The severe acute respiratory syndrome coronavirus 2 (SARS-CoV-2) papain-like protease (PLpro) is essential for the virus replication and covers multiple functions (1,2). In this context, PLpro is an interesting drug target to identify compounds that inhibit the activity and can further be optimized towards drugs to cure Covid-19 in the future. Beside the cysteine-protease activity, PLpro has the additional and vital function of removing ubiquitin and ISG15 (Interferon-stimulated gene 15) from host-cell proteins to aid coronaviruses in their evasion of the host innate immune responses. Therefore, in terms of drug discovery investigations PLpro is thus an excellent drug target allowing a two-fold strategy, to identify compounds that inhibit viral replication and strengthen the immune response of the host in parallel. To establish a framework allowing an efficient and high throughput screening of compounds to identify inhibitors, we first expressed, purified and crystallized PLpro (Fig.1), determined and refined the native crystal structure to atomic resolution of 1.42 Å (Fig.2, pdb code: 7NFV).

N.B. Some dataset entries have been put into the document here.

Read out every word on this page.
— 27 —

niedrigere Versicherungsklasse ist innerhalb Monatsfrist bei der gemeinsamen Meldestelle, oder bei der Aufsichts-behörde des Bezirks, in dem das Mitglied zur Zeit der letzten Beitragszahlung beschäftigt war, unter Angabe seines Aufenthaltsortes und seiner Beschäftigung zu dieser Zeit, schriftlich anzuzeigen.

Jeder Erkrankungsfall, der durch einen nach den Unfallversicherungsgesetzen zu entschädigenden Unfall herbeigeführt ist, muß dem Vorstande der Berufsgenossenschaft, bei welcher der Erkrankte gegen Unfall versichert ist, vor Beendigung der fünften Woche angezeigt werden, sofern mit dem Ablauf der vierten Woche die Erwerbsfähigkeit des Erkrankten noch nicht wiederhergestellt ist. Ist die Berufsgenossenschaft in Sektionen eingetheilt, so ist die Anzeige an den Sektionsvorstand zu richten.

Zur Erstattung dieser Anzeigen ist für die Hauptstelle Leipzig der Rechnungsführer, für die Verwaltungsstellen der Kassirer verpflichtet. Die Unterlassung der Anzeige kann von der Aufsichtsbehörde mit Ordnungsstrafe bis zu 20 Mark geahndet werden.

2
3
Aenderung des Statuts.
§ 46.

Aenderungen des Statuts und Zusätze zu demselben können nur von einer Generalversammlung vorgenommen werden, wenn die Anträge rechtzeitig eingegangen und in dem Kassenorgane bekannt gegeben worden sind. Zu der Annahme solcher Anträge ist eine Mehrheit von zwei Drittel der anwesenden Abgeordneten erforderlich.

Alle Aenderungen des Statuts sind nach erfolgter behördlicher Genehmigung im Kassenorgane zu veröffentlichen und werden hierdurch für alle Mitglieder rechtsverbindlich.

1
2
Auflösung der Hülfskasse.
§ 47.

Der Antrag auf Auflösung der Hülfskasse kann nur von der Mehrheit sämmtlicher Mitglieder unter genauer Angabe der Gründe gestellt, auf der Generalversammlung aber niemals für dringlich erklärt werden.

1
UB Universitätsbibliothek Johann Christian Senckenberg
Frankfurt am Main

Further, we initiated screening via co-crystallization utilizing a library of 2.500 selected natural compounds, obtained from ICCBS Karachi, and identified first potential inhibitors binding to a site that has been previously shown to bind to the ISG15 molecule, refined structures were deposited with pdb codes: 7OFS, 7OFT, 7OFU. Comparing the PLpro-ligand complex structures with the PLpro-ISG15 complex crystal structure (pdb code: 6XAA) clearly shows that several regions of the Ubiquitin fold domain move dynamically, showing functional flexibility to accommodate the ligands (Fig. 3). Corresponding structural data and details, as well as on-going structural efforts to identify new antiviral compounds to combat the coronavirus spread will be presented.